Wednesday, April 26, 2006

Nuclear Madness

I loathe simply copying and pasting, but there is nothing to add to this. It covers everything that I have been saying about Bush's attitude to the nuclear non-proliferation treaty and his hypocrisy in demanding that others obey a treaty that he specifically rejects.

First the Bush Administration undermines the Nuclear Non-Proliferation Treaty (NPT) by supplying India with nuclear technology, then it flirts with the use of tactical nuclear weapons against Iran.

The Administration's reckless nuclear politics has led thirteen of the nation's pre-eminent physicists--including five Nobel laureates--to join generals and intelligence officers as the latest to speak out.

In a letter to President Bush--barely reported in the media--the scientists call the planned use of nuclear weapons against Iran "gravely irresponsible" with "disastrous consequences for the security of the United States and the world." They note that "the NPT will be irreversibly damaged by the use or even the threat of use of nuclear weapons by a nuclear nation against a non-nuclear one…."
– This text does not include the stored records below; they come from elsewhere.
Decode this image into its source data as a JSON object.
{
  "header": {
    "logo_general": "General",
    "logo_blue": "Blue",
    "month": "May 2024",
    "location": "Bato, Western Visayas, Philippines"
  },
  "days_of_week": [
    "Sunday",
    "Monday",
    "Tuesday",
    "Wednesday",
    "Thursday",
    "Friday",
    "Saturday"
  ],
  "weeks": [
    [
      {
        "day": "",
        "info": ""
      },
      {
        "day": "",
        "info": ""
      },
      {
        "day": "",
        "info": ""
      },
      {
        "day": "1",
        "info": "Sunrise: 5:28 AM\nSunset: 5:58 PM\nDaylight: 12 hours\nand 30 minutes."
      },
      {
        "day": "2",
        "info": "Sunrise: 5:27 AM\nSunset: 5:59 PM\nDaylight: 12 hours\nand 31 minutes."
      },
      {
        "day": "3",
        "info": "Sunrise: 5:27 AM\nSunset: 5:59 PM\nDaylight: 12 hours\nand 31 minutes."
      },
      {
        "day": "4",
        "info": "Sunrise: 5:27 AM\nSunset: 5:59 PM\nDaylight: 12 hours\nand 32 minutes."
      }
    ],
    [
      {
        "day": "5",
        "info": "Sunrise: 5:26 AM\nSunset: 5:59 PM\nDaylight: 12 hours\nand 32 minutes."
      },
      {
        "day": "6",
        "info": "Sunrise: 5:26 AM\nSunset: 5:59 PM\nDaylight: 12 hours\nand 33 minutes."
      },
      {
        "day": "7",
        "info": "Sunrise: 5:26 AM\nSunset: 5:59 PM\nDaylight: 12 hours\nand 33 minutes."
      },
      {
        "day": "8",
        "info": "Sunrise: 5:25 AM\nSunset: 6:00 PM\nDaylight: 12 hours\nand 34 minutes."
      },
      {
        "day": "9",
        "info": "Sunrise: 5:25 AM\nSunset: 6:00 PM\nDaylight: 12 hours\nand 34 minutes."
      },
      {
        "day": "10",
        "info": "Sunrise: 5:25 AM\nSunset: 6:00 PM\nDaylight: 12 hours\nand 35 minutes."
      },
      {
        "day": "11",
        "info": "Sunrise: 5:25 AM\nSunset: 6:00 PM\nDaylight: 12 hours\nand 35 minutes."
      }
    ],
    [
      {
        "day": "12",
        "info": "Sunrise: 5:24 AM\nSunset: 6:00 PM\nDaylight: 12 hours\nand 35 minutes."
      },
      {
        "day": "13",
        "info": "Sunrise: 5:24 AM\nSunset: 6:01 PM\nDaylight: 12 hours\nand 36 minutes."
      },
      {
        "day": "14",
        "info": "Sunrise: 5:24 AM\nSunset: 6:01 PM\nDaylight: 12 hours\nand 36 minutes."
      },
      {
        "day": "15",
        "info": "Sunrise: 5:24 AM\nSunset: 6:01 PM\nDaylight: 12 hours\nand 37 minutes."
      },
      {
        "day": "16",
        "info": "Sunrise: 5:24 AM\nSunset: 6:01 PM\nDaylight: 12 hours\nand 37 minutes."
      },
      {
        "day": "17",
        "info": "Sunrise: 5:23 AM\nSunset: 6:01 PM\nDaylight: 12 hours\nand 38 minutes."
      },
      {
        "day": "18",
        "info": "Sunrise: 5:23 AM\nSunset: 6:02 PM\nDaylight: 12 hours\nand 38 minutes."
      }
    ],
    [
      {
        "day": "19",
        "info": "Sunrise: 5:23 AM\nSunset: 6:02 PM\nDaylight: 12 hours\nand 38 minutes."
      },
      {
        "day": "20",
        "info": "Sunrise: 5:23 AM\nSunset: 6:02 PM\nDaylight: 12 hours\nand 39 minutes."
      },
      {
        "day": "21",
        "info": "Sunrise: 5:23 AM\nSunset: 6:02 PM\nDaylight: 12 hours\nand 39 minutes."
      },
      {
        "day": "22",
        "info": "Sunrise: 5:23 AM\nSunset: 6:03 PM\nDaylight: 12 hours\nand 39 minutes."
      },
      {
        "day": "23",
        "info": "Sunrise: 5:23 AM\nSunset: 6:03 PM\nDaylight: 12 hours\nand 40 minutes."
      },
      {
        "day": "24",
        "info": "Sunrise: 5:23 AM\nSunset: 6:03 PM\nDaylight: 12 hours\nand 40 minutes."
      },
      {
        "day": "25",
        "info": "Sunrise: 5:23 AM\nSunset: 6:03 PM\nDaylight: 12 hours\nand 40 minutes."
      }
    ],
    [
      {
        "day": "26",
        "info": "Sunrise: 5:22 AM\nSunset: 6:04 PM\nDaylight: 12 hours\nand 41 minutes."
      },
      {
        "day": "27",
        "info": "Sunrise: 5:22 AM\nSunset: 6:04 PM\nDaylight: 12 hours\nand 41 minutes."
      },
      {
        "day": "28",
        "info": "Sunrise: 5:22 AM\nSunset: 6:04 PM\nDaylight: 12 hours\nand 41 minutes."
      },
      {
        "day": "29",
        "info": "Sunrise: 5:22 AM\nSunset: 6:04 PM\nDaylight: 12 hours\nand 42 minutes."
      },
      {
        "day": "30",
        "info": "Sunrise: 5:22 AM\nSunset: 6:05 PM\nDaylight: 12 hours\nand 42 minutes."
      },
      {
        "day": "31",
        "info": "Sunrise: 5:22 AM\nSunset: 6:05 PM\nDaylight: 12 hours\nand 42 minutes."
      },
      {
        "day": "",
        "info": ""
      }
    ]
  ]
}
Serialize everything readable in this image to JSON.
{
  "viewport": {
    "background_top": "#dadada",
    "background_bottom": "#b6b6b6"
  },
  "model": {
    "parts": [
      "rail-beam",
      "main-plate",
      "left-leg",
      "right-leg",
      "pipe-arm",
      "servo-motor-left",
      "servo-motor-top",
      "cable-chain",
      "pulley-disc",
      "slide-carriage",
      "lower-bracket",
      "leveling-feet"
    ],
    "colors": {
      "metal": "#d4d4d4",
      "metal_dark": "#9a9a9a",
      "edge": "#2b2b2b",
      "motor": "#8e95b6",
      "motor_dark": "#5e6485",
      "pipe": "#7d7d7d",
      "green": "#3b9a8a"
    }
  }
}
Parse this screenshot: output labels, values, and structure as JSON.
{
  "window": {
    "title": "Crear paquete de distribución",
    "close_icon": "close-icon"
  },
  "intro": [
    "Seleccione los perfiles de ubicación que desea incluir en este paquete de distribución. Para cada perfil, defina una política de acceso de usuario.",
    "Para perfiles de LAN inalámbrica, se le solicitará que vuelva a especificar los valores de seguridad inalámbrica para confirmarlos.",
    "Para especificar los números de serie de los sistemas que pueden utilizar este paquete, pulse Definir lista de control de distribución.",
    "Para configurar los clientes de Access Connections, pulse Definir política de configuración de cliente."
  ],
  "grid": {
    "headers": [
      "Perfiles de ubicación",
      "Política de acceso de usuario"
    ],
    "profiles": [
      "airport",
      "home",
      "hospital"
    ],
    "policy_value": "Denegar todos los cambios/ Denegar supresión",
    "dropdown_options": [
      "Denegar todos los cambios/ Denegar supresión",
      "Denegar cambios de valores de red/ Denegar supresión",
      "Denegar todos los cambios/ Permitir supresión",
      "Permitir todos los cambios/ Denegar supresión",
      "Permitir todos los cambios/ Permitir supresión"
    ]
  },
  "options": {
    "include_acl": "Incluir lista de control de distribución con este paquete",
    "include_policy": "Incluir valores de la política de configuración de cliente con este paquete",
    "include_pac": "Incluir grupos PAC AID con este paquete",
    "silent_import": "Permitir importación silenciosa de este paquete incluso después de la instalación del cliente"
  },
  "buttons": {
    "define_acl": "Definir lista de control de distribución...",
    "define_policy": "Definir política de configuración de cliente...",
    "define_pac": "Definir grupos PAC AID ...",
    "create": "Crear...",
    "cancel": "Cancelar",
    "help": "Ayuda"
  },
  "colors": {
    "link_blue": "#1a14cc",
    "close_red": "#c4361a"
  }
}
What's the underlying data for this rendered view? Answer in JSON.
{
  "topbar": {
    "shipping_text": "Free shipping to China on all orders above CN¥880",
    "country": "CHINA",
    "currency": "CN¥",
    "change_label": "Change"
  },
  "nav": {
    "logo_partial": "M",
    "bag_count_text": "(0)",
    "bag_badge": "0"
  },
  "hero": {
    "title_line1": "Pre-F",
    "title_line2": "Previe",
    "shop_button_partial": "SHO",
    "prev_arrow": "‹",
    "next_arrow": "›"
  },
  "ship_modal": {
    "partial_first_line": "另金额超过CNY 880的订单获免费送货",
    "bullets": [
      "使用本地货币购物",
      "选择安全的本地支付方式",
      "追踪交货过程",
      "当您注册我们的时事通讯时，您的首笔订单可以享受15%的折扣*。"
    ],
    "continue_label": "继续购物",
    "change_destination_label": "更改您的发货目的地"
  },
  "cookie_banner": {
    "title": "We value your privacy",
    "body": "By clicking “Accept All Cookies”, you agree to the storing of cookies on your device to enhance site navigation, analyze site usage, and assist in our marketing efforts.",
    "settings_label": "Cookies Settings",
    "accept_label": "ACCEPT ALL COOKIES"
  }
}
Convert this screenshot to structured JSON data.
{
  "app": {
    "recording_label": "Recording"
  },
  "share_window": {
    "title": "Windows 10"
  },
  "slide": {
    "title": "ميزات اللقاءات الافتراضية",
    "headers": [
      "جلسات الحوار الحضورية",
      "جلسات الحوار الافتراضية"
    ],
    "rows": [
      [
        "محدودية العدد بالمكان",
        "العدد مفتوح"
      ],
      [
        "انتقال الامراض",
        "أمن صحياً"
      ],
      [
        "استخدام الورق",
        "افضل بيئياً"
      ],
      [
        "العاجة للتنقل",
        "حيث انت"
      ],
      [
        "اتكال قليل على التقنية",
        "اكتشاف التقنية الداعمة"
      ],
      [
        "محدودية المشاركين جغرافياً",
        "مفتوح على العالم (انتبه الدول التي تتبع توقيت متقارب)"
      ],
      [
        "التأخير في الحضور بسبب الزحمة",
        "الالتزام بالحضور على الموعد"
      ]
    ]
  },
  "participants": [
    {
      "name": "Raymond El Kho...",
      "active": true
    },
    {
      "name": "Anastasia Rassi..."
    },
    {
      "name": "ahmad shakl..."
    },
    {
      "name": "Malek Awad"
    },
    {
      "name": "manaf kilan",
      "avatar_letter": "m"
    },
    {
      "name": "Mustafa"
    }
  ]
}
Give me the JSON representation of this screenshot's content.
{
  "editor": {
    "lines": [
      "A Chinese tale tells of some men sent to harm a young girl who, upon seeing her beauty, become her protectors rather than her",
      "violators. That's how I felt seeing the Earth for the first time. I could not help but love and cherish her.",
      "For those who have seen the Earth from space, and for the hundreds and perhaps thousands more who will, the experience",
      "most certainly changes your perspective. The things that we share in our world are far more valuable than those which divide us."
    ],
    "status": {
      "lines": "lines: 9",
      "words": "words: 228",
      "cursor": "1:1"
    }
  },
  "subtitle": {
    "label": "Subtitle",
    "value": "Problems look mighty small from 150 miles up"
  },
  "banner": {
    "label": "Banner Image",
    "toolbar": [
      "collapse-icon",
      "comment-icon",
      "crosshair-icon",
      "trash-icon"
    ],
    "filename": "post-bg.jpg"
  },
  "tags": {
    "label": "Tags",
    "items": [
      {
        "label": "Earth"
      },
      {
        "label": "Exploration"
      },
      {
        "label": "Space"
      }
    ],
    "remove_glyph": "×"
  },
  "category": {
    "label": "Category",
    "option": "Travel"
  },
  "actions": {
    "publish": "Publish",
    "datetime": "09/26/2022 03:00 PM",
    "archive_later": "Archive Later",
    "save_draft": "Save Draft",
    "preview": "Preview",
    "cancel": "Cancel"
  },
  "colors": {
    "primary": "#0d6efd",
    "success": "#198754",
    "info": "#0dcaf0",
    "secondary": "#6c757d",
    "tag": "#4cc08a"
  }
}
Further highlighting just how dangerously out-of-step the Bush administration is with a sane nuclear policy, one-time hardliner and Reagan administration arms negotiator, Max Kampelman, called for the elimination of all weapons of mass destruction in a New York Times op-ed on Monday. "I have never been more worried about the future for my children and grandchildren than I am today," he writes. (For a moment, I thought Kampelman was channeling Jonathan Schell's extraordinary Nation special issue calling for the abolition of nuclear weapons.)

The hypocrisy of the Bush Administration in dealing with Iran is staggering. On the one hand it speaks of diplomacy while it also secretly plans regime change and the use of tactical nuclear weapons. And all the while the charge is led by a little man/would-be cowboy with a messianic vision who finds himself at the helm of the most powerful nation in history.

The least we must do as citizens at this critical moment is follow the lead of these wise physicists and demand that our representatives call for publicly taking the nuclear option against non-nuclear adversaries off of the table. And then we should heed Kampelman's call to bring back a measure of idealism to our politics, and "find a way to move from what 'is'--a world with a risk of increasing global disaster--to what 'ought' to be, a peaceful, civilized world free of weapons of mass destruction."

If a former Reaganite can summon the imagination to envision such a world, so must we.